Bergen betekent ook stijgen, bochtige weggetjes, rivieren en natuurlijk de talloze verkeersdrempels in de dorpjes waarvoor je bijna stil moet staan om er rustig overheen te rijden. Kortom de gemiddelde snelheid is laag. Ik verbaas mij weer over van alles. Het is regenachtig en vochtig maar de huisjes lijken niet gemaakt op dit weer. Houten bouwsels, waar vaak een rand vrijgehouden is tussen de muur en het dak om de rook van de open kookvuren te laten ontsnappen.
Tussen de huisjes wat gaas en soms dieren. Als het gezin het wat ruimer heeft wordt er een huisje gebouwd van betonblokken, de volgende fase is het huis geschilderd in warme kleuren, soms alleen de voorkant, soms alles, maar dan ook alles, de muurtjes om het land, de veranda de muren en ramen. De oude Maya´s hadden geen wielen en het lijkt nog steeds een ongebruikelijk concept. We zien mannen sjouwen met ladingen stookhout op de rug met een hoofdband, bouwers met emmers cement en balken op de rug, moeders die met grote kinderen sjouwen en mensen met draagdoeken vol boodschappen of handelswaar. Daar staat tegenover dat als er een auto is daar ongelofelijk goed voor gezorgd wordt. Ieder gehucht heeft zeker 2 autowas 'straten' waar de jongens al klaar staan met emmers en poetsdoeken. Ook het transportbusje wordt iedere avond afgespoeld en droog gemaakt. Onderweg is er gelukkig ook tijd voor korte stops. De eerste keer dat we stoppen schrik ik me een ongeluk als ik een stelling van het winkeltje omloop en oog in oog sta met een forse man met machinegeweer. Hij is van de beveiliging en heeft geen kwaad in de zin, maar dat het nodig is geeft toch een vreemd gevoel. Later zie ik dat er een bankagentschap in het winkeltje is, misschien daarom? Hij gaat buiten staan bij de deur, dat is duidelijker. De lunchstop is in Cobán bij: Mc Donalds, gewoon een big mac met frietjes! Waar je na maanden rimboe al niet gelukkig van wordt....van Mc Donalds in ieder geval niet.
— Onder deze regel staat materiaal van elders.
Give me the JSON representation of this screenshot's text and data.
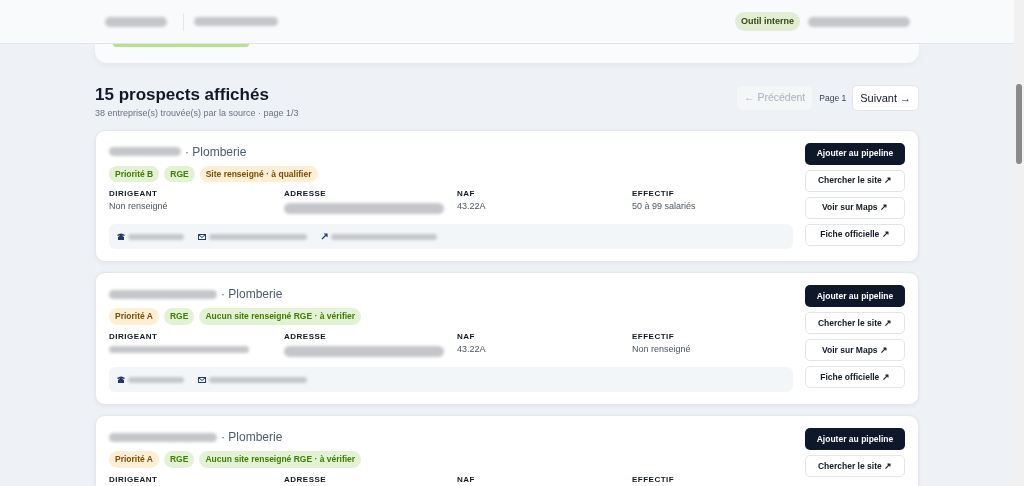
{
  "header": {
    "badge": "Outil interne"
  },
  "results": {
    "title": "15 prospects affichés",
    "subtitle": "38 entreprise(s) trouvée(s) par la source · page 1/3"
  },
  "pagination": {
    "previous": {
      "label": "← Précédent",
      "disabled": true
    },
    "page": "Page 1",
    "next": {
      "label": "Suivant →",
      "disabled": false
    }
  },
  "cards": [
    {
      "category": "· Plomberie",
      "badges": [
        {
          "label": "Priorité B",
          "color": "#e3f1d4"
        },
        {
          "label": "RGE",
          "color": "#e3f1d4"
        },
        {
          "label": "Site renseigné · à qualifier",
          "color": "#fdefd6"
        }
      ],
      "fields": [
        {
          "label": "DIRIGEANT",
          "value": "Non renseigné",
          "redacted": false
        },
        {
          "label": "ADRESSE",
          "redacted": true
        },
        {
          "label": "NAF",
          "value": "43.22A",
          "redacted": false
        },
        {
          "label": "EFFECTIF",
          "value": "50 à 99 salariés",
          "redacted": false
        }
      ],
      "contacts": [
        {
          "kind": "phone"
        },
        {
          "kind": "email"
        },
        {
          "kind": "website"
        }
      ],
      "buttons": [
        {
          "label": "Ajouter au pipeline",
          "kind": "primary"
        },
        {
          "label": "Chercher le site ↗",
          "kind": "secondary"
        },
        {
          "label": "Voir sur Maps ↗",
          "kind": "secondary"
        },
        {
          "label": "Fiche officielle ↗",
          "kind": "secondary"
        }
      ]
    },
    {
      "category": "· Plomberie",
      "badges": [
        {
          "label": "Priorité A",
          "color": "#fdefd6"
        },
        {
          "label": "RGE",
          "color": "#e3f1d4"
        },
        {
          "label": "Aucun site renseigné RGE · à vérifier",
          "color": "#e3f1d4"
        }
      ],
      "fields": [
        {
          "label": "DIRIGEANT",
          "redacted": true
        },
        {
          "label": "ADRESSE",
          "redacted": true
        },
        {
          "label": "NAF",
          "value": "43.22A",
          "redacted": false
        },
        {
          "label": "EFFECTIF",
          "value": "Non renseigné",
          "redacted": false
        }
      ],
      "contacts": [
        {
          "kind": "phone"
        },
        {
          "kind": "email"
        }
      ],
      "buttons": [
        {
          "label": "Ajouter au pipeline",
          "kind": "primary"
        },
        {
          "label": "Chercher le site ↗",
          "kind": "secondary"
        },
        {
          "label": "Voir sur Maps ↗",
          "kind": "secondary"
        },
        {
          "label": "Fiche officielle ↗",
          "kind": "secondary"
        }
      ]
    },
    {
      "category": "· Plomberie",
      "badges": [
        {
          "label": "Priorité A",
          "color": "#fdefd6"
        },
        {
          "label": "RGE",
          "color": "#e3f1d4"
        },
        {
          "label": "Aucun site renseigné RGE · à vérifier",
          "color": "#e3f1d4"
        }
      ],
      "fields": [
        {
          "label": "DIRIGEANT"
        },
        {
          "label": "ADRESSE"
        },
        {
          "label": "NAF"
        },
        {
          "label": "EFFECTIF"
        }
      ],
      "buttons": [
        {
          "label": "Ajouter au pipeline",
          "kind": "primary"
        },
        {
          "label": "Chercher le site ↗",
          "kind": "secondary"
        }
      ]
    }
  ]
}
De chauffeur wordt onderweg onophoudelijk gebeld en praat uren met Jan en alleman, intussen behendig manoeuvrerend over de wegen tussen drempels, kuilen en langzaam rijdend verkeer. Het is ook een prachtige tocht, langs valleien, mooie wolkenpartijen, door dorpjes en bossen, maar we zijn toch blij als we na 9 uur in Lanquin aankomen. Het laatste uur rijden we door stromende regen, een serieuze wolkbreuk. Alle gasten worden opgehaald door hun hotel, maar ons hotel Pachamaya verschijnt niet. Het ligt een half uur rijden met een 4x4 van het dorpje af, langs de rivier en heeft geen telefoonbereik. Ook op mijn berichtjes reageren ze niet. De regen stroomt naar beneden en het wordt donker, tijd voor plan B. Er rijdt een tuktuk langs en we laten ons naar het dichtstbijzijnde niet erg leuke hotel brengen. We zijn zo moe dat we na het eten als een blok in slaap vallen, leuk of niet, we liggen droog. Naar aanleiding van onze berichtjes heeft het hotel onze reservering geannuleerd zien we de volgende morgen, geen sorry of niets.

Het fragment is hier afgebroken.